In Luke 9 Peter, James and John experience the powerful transfiguration. Somehow it must be hardwired in humanity, because the bible tells us “he did not know what he was saying” as his heart burst out with “Let’s build tabernacles! It’s good to be here!”

Our own church building resonates with the soft presence of God throughout the week because like Jacob experienced, God can be awesome in a geographical space. “Ground” can be made “holy” (Ex 3:5).

Our secular conference delegates ask “What is it about this place?” as they sense God’s presence. Some of our congregation members, in the darkest days of their lives, have found a quiet, dark corner of the hall mid-week. If I spot them and go over to check they’re OK, the response is always something like “Right now, this is the only place I feel safe”. The sense of God’s residing presence, because of countless acts of worship in a place, have left a mark on the masonry.

So our hearts always desire to build when God’s unusual presence touches us. “How awesome is this place!” we feel, and we always want others to gather, and experience the same blessing – God among man.

An old revivalist was asked, in the final years of his life, to sum up revival in a sentence.
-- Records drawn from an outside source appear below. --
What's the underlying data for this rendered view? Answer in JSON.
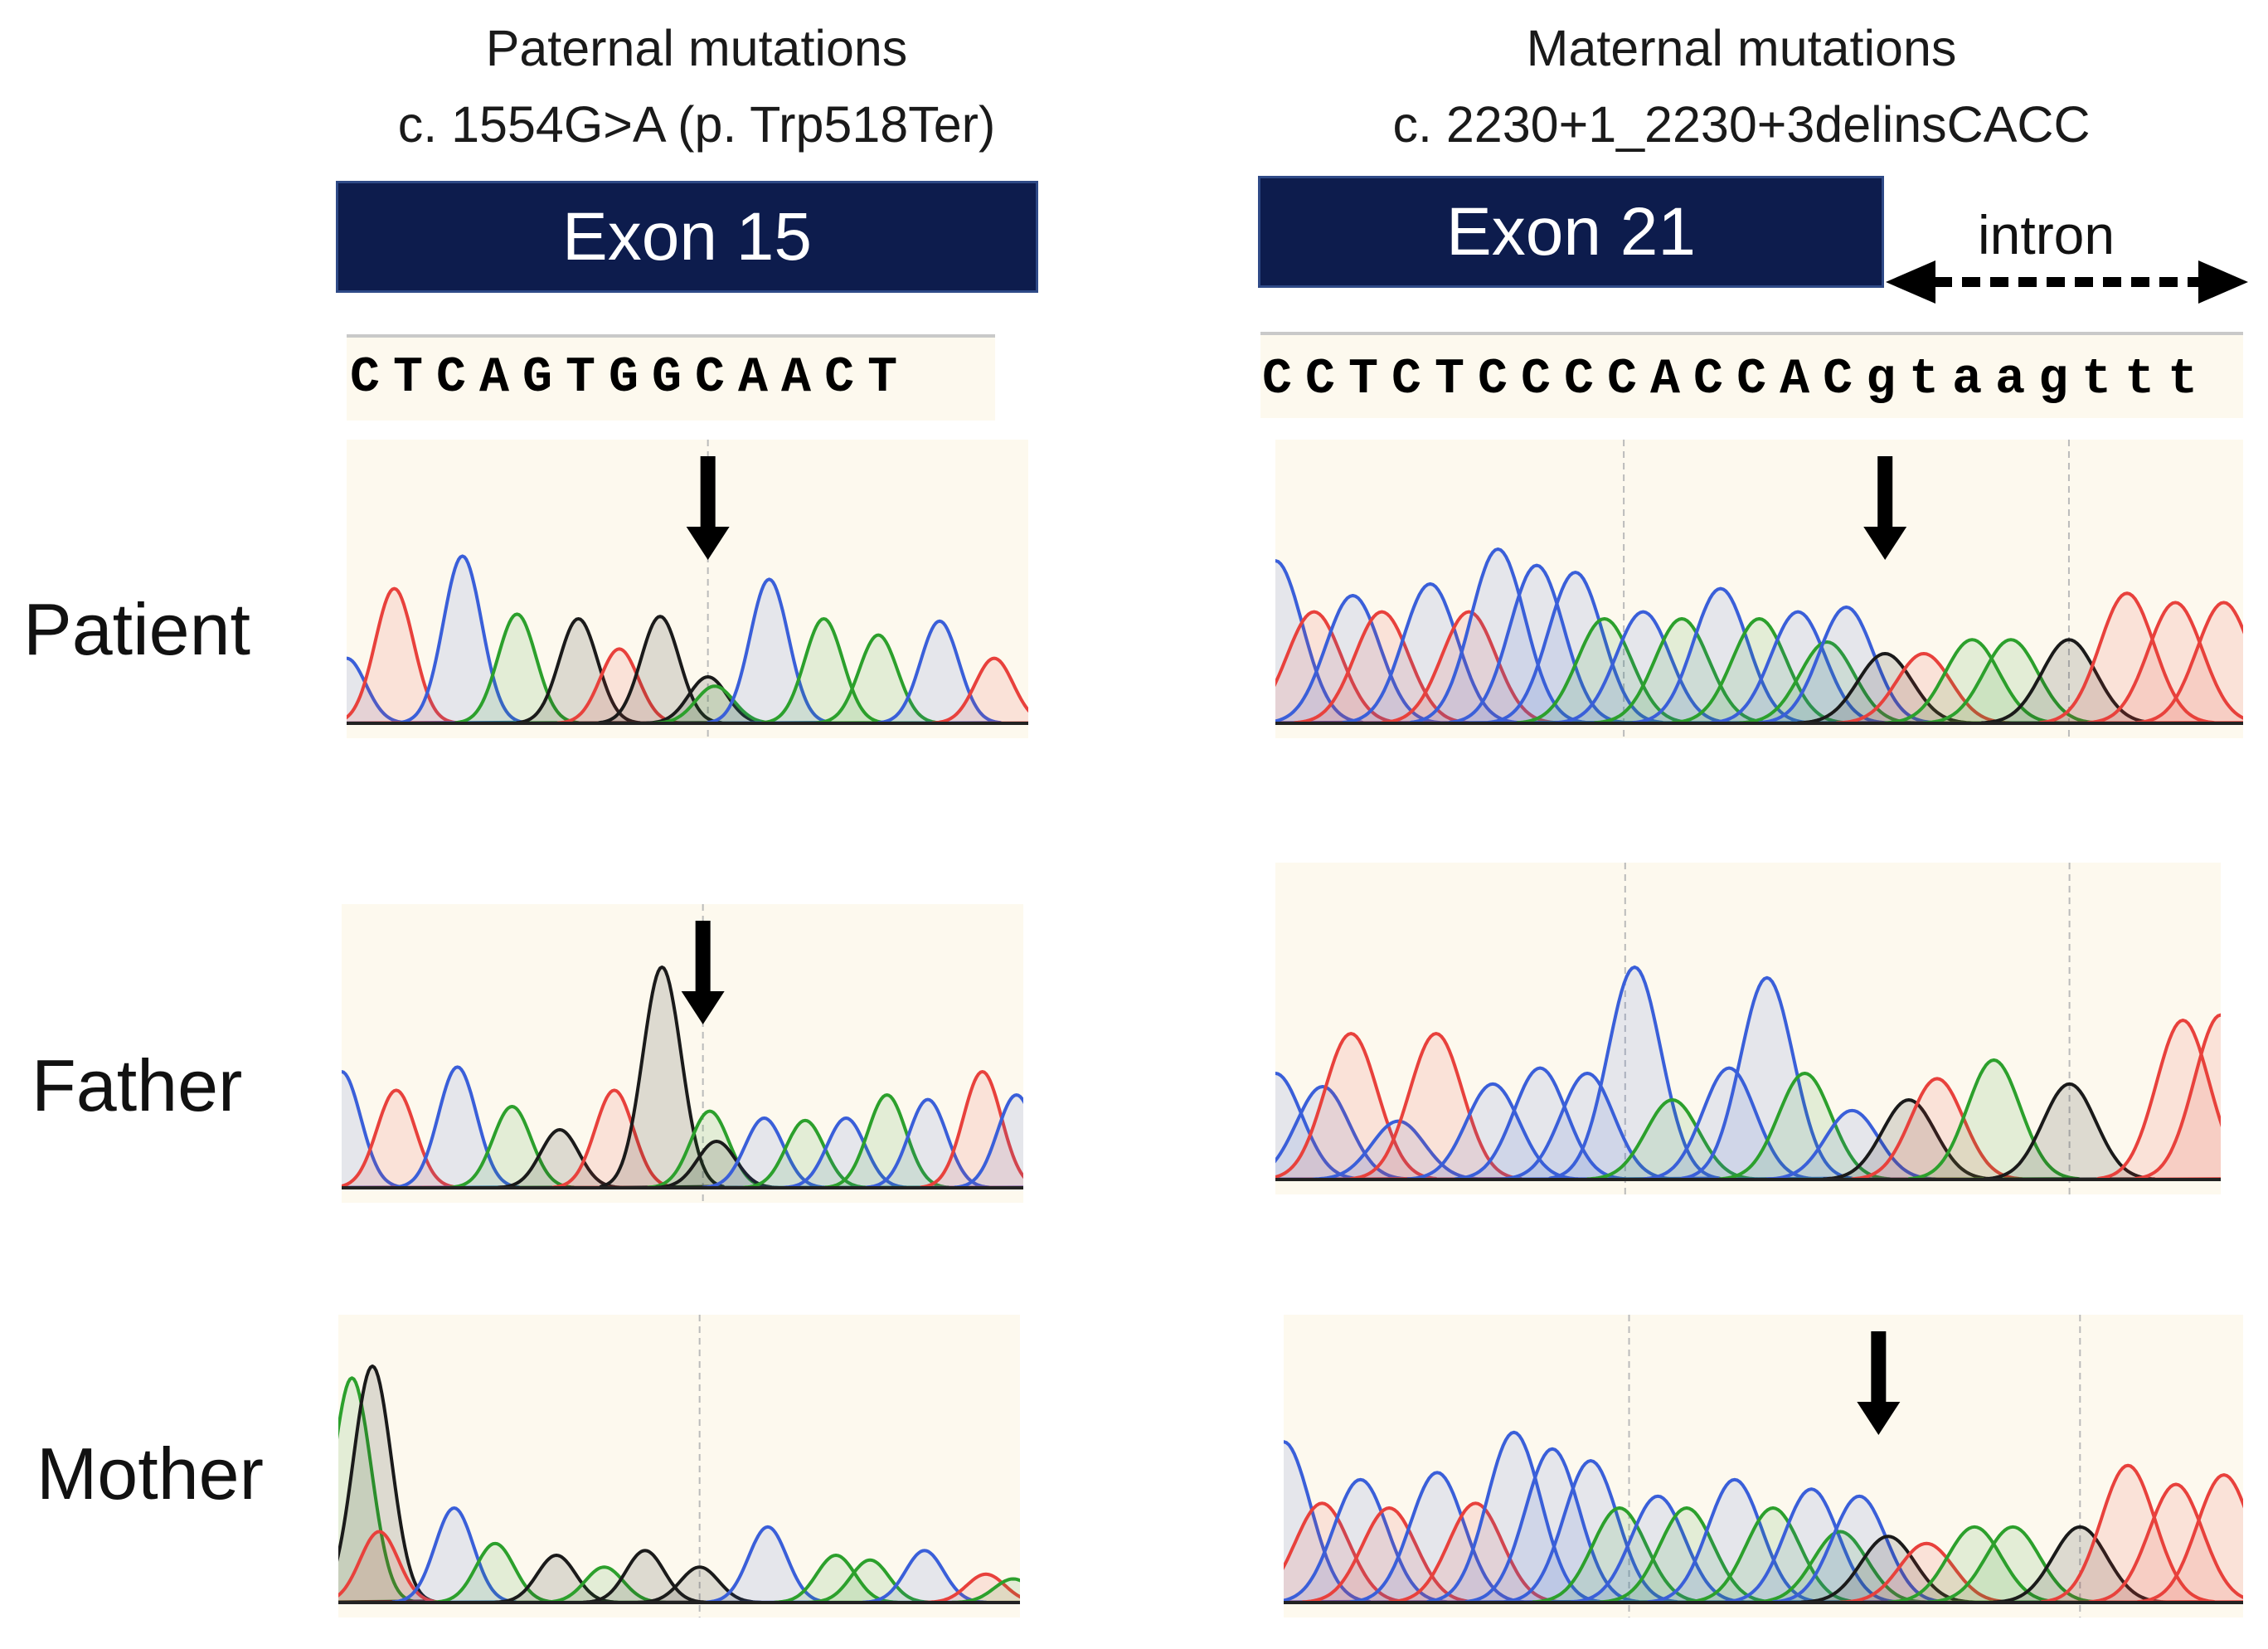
{
  "left_panel": {
    "title_line1": "Paternal mutations",
    "title_line2": "c. 1554G>A (p. Trp518Ter)",
    "exon_label": "Exon 15",
    "sequence": "CTCAGTGGCAACT"
  },
  "right_panel": {
    "title_line1": "Maternal mutations",
    "title_line2": "c. 2230+1_2230+3delinsCACC",
    "exon_label": "Exon 21",
    "intron_label": "intron",
    "sequence_exon": "CCTCTCCCCACCAC",
    "sequence_intron": "gtaagttt"
  },
  "rows": [
    {
      "label": "Patient"
    },
    {
      "label": "Father"
    },
    {
      "label": "Mother"
    }
  ],
  "colors": {
    "exon_fill": "#0d1c4d",
    "trace_A": "#2ca02c",
    "trace_C": "#3a5fd9",
    "trace_G": "#1a1a1a",
    "trace_T": "#e8413c",
    "chromatogram_bg": "#fdf9ee"
  }
}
Thousands watched as he thought for a second. Then he simply repeated the word “others, others, others”.

At first it doesn’t sound too inspiring. You might think he’d say “fire”, or “repent”, or “pray”.

But “others” sums up the purpose of the move of heaven since Pentecost, and the urgent drive of the Great Commission.

We can never afford to be comfortable, happy that our buildings are 80% full, nicely carpeted, or on a convenient bus route. We build to make space for thousands of others to come to a knowledge of Christ, and be discipled in the context of our Kingdom communities.

Building, when it does not personally help you as an individual, is act of pure, selfless love. This will be a great challenge in the coming years, to comfortable churches and Christians everywhere.

There is a tremendous favour of God for building new churches in our land right now. Perhaps God is up to something?